The Armchair Globetrotters
IVN Entertainment, 1998
Phone/mail order only: (800) 767-4486
Travel and the media have a longstanding mutual relationship. In fact, travel used to be "the media"--before printed books, when verbal accounts represented knowledge, someone who'd actually seen a camel or a rhinoceros was effectively a "reference work." Now, books, globes, the telegraph, TV, and all the rest have made us armchair travelers: we know our world because of the media.
But can you find this in software, videos, films, or TV programs made expressly for kids? Just barely. Kid-level, globe-hopping geography, natural science, anthropology, or sociology media are often limited to nature videos and a few choice games. The Carmen Sandiego computer games and TV show have done a good job of awakening kids to the wonders of the modern world, and there's a great old Canadian film called Tommy Tricker and the Stamp Traveler that follows an exciting storyline all around the globe. These exceptions aside, it's easier for a kid to learn about an animal in Sri Lanka than to experience another kid's life there.
These thoughts come to mind for several reasons: one, it's winter and I wish our family could take a trip; two, the Internet has revived the idea of travel-as-knowledge with its concept of "going to" a "site" that contains words and pictures; and three, I can still remember a couple faded black-and-white photos I saw in some old Junior Scholastic about the wooden shoes and giant cheeses of Holland. They made me want to travel, and eventually I did. But if such images can remain imprinted in my brain for so long, where are their modern equivalents?
We're in a world culture now; it's a global marketplace. And interesting, fun, reliable geography-oriented media for kids is a necessity because the competition--shallower media experiences--is already more exciting. We just got a Nintendo 64 unit at our house, and like many others lately we've been figuring out The Legend of Zelda: Ocarina of Time, which is a charming and clever game (and won't rot your kid's brain). "Role playing" games like Zelda structure knowledge and learning as travel--they require the player to venture forth, try things out, and speak to people. This is a method that's worked well for the longstanding Carmen Sandiego and Oregon Trail programs, but the fictional, Zelda-style games far outnumber them. Wouldn't it be great to have more videos and games that make travel exciting?
As an experiment, I checked out some travel videos from my local library.

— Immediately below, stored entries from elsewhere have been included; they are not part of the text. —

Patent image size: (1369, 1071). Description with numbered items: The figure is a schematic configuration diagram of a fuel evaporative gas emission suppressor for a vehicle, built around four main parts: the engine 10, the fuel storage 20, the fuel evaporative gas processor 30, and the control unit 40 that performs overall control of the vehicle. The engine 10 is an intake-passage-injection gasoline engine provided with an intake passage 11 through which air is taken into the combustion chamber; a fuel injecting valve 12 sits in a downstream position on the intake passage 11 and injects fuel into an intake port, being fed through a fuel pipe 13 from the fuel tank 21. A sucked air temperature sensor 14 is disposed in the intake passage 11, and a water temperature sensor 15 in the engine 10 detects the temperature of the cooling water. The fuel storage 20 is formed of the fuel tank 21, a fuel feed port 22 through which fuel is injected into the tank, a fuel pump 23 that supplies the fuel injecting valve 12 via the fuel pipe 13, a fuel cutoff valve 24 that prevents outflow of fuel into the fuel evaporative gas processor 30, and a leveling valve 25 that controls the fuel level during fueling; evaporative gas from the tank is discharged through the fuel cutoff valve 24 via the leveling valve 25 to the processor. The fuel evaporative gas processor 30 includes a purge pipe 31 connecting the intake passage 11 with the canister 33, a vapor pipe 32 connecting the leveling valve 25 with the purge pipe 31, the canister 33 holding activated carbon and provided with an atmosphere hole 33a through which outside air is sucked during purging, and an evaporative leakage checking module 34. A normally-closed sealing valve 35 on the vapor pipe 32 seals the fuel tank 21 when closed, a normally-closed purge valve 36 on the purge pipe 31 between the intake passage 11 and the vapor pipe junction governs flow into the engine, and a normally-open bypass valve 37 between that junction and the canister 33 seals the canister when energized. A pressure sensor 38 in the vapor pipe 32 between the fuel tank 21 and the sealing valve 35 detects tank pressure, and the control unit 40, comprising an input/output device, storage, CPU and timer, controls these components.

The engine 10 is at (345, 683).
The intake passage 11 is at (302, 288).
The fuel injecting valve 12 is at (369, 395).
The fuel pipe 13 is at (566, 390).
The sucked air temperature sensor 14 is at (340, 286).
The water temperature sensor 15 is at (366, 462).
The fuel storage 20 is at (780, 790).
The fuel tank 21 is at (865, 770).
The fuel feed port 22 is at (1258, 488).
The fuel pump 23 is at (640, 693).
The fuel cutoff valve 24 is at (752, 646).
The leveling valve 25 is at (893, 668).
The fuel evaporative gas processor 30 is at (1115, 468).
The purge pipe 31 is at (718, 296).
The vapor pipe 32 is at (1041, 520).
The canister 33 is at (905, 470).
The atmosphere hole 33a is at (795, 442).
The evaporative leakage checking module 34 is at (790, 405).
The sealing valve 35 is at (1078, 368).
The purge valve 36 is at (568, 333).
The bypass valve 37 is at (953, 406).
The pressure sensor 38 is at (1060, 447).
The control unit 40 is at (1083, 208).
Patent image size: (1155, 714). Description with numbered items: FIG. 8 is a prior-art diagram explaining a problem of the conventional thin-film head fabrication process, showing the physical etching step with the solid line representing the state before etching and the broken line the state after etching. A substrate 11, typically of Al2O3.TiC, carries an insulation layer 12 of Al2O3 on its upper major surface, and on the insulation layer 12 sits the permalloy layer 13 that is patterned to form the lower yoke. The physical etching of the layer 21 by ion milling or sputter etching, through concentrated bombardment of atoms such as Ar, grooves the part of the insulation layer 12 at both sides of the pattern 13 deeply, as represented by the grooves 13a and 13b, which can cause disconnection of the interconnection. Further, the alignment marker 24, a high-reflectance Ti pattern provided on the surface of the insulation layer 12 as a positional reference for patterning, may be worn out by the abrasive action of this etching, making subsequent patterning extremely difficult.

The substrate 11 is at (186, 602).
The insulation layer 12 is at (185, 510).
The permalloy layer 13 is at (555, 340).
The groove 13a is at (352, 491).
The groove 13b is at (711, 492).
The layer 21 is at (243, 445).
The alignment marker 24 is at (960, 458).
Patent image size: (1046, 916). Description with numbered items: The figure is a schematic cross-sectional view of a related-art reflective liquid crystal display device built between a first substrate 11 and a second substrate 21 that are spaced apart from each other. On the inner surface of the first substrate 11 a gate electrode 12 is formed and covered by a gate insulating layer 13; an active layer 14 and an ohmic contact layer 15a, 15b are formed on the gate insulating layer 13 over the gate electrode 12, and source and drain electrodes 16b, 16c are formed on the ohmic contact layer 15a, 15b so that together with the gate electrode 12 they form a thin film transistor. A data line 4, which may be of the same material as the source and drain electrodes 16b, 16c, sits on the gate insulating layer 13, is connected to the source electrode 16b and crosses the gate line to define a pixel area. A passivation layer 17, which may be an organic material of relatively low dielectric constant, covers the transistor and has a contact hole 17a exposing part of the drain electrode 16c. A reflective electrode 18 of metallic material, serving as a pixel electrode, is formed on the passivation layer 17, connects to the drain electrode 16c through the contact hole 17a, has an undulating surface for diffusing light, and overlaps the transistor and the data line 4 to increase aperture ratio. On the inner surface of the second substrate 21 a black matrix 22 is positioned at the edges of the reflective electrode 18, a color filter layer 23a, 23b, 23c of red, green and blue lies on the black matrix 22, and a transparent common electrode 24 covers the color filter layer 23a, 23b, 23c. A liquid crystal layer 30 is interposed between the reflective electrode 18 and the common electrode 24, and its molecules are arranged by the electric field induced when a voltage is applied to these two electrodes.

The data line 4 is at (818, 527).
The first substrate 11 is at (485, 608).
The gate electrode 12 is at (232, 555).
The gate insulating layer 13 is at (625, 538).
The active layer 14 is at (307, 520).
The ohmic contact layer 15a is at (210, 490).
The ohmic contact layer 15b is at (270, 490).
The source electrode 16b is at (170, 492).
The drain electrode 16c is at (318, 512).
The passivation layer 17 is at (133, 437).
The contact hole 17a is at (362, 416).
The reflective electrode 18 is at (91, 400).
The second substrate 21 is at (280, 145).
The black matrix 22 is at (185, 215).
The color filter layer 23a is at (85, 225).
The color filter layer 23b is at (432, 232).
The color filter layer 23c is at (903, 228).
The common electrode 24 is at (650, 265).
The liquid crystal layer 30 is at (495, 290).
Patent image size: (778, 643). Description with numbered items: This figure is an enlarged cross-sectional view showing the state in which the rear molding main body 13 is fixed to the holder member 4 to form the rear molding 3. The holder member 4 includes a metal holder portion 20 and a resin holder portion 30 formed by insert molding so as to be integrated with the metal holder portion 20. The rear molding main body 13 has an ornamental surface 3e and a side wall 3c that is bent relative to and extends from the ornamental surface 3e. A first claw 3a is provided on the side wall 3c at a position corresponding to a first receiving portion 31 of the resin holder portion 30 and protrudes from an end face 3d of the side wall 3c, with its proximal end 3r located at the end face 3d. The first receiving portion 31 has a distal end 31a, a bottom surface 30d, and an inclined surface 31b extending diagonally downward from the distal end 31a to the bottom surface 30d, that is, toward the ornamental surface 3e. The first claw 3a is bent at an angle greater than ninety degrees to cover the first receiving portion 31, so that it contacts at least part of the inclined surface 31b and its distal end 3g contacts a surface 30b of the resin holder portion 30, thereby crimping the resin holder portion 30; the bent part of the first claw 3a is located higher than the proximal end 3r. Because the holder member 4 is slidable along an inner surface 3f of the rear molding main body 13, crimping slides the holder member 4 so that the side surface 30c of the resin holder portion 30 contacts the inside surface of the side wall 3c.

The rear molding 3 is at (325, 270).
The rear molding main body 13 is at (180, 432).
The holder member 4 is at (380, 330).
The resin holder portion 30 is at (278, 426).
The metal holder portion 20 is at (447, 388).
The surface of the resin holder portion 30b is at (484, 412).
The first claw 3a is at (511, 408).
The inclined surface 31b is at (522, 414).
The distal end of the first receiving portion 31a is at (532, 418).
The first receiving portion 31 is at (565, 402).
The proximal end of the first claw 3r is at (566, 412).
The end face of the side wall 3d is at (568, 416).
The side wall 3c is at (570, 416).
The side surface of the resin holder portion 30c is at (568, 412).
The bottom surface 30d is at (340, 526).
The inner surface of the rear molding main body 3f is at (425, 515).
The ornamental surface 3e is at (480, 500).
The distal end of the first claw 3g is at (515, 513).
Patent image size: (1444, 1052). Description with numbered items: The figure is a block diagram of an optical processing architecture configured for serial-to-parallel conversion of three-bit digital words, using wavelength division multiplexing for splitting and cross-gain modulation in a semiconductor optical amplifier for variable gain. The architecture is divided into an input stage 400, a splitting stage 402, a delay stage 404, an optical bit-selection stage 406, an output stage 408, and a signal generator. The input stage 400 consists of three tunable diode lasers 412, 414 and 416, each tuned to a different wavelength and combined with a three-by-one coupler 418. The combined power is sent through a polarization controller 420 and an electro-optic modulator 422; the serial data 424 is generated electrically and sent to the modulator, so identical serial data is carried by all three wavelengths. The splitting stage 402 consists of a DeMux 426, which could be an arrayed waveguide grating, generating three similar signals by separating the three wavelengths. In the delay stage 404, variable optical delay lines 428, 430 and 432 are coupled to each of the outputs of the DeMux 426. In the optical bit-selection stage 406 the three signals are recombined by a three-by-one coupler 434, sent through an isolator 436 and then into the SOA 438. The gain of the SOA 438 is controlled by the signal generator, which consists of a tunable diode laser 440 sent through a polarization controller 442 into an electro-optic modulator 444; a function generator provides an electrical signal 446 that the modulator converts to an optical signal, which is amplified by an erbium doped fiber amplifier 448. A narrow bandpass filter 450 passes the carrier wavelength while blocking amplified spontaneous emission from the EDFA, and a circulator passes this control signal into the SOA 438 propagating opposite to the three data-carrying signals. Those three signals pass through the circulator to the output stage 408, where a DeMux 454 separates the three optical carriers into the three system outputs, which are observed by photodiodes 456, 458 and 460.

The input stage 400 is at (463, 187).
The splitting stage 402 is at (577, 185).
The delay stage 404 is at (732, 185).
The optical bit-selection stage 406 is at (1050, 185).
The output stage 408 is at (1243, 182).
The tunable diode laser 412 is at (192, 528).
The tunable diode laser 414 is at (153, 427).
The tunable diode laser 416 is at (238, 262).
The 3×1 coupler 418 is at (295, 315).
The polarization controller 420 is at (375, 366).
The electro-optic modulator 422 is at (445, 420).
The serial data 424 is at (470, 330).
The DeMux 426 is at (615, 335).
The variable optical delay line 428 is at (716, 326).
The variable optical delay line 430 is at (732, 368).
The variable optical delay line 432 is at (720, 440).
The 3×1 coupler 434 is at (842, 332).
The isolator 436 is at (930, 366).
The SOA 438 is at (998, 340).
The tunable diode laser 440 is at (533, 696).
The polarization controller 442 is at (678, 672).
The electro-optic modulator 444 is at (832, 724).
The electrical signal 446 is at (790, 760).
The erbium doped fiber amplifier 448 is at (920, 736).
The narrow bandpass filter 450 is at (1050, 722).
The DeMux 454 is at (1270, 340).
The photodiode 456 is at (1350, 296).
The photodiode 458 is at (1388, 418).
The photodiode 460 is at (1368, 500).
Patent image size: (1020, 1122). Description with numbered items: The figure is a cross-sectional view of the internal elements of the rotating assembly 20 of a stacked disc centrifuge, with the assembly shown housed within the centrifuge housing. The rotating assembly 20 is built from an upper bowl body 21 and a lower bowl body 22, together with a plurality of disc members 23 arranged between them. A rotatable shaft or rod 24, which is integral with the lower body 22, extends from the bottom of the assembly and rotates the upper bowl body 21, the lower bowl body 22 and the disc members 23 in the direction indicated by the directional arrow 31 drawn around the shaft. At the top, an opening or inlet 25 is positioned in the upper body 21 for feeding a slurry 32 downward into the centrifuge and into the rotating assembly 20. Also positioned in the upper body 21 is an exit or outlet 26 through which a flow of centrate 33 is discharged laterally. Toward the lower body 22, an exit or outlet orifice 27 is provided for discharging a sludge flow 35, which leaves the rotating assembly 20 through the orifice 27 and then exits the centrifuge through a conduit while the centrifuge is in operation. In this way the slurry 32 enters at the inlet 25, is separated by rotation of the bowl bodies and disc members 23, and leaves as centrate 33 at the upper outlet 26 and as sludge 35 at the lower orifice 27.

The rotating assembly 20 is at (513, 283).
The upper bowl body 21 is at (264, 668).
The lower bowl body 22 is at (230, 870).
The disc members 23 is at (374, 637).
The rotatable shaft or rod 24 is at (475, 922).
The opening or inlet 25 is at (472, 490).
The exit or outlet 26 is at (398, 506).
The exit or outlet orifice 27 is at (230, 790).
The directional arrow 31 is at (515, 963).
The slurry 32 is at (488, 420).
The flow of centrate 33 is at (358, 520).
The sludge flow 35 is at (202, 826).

They all started with maps and featured offscreen narrators, and they showed mostly buildings and locations. They weren't all that focused on tourism or history, but from a child's point of view they were dangerously close to those boring old filmstrips they used to show in grade school.
If a boy or girl is going to get interested in the world beyond his or her neighborhood, he or she needs a reason to engage with such knowledge. A promising twenty-three-minute video called Trav's Travels: United States of America has the right idea. It begins with an onscreen host, a happenin' teen who tells a classroom of younger kids where he's going to take them, and then it shows a highly condensed tour of most of our fifty states. It's abbreviated and sketchy, and "Trav" himself doesn't return on screen, but there is a decent balance between shots of buildings and people, and kids are highly visible.
Without these kinds of features, travel and geography remain abstract. Once long ago, when my wife and I were able to take a trip together, our then-three-year-old remarked that his parents had "just gone to Spain," as if Madrid were somewhere near Milwaukee. Of course he had no idea what travel and distance entailed, which is always the problem with all those "are-we-there-yet?" questions. But if he had a reason to know this (and, admittedly, if he had been older), and someone to follow (even a cartoon character), then he could have used some resources. What about a video showing kids in Spain having breakfast? Or a Nintendo game where you have to race Columbus across the ocean? Or a "Webcam" site on the Internet where some Spanish kids say hello each day?
Even with these as-yet limited resources, if you like to travel, you can find ways to encourage the same feelings in your kids. You'll have to dig a little; try plotting a trip to Grandpa's with one of those mapping CD-ROMs, or check out the videos of The Red Balloon or Big Bird in China. Try some of the other games and videos mentioned above. There are plenty of books, of course, but sound and images really make the experience come alive. Maybe it's time to actually ask your neighbors to show their travel videos.
Trav's Travels: United States of America is a winner of the 1998 Kids First!® Award of the Coalition for Quality Children's Media.
Phil Anderson is a regular reviewer of movies, software, and technology for Minnesota Parent.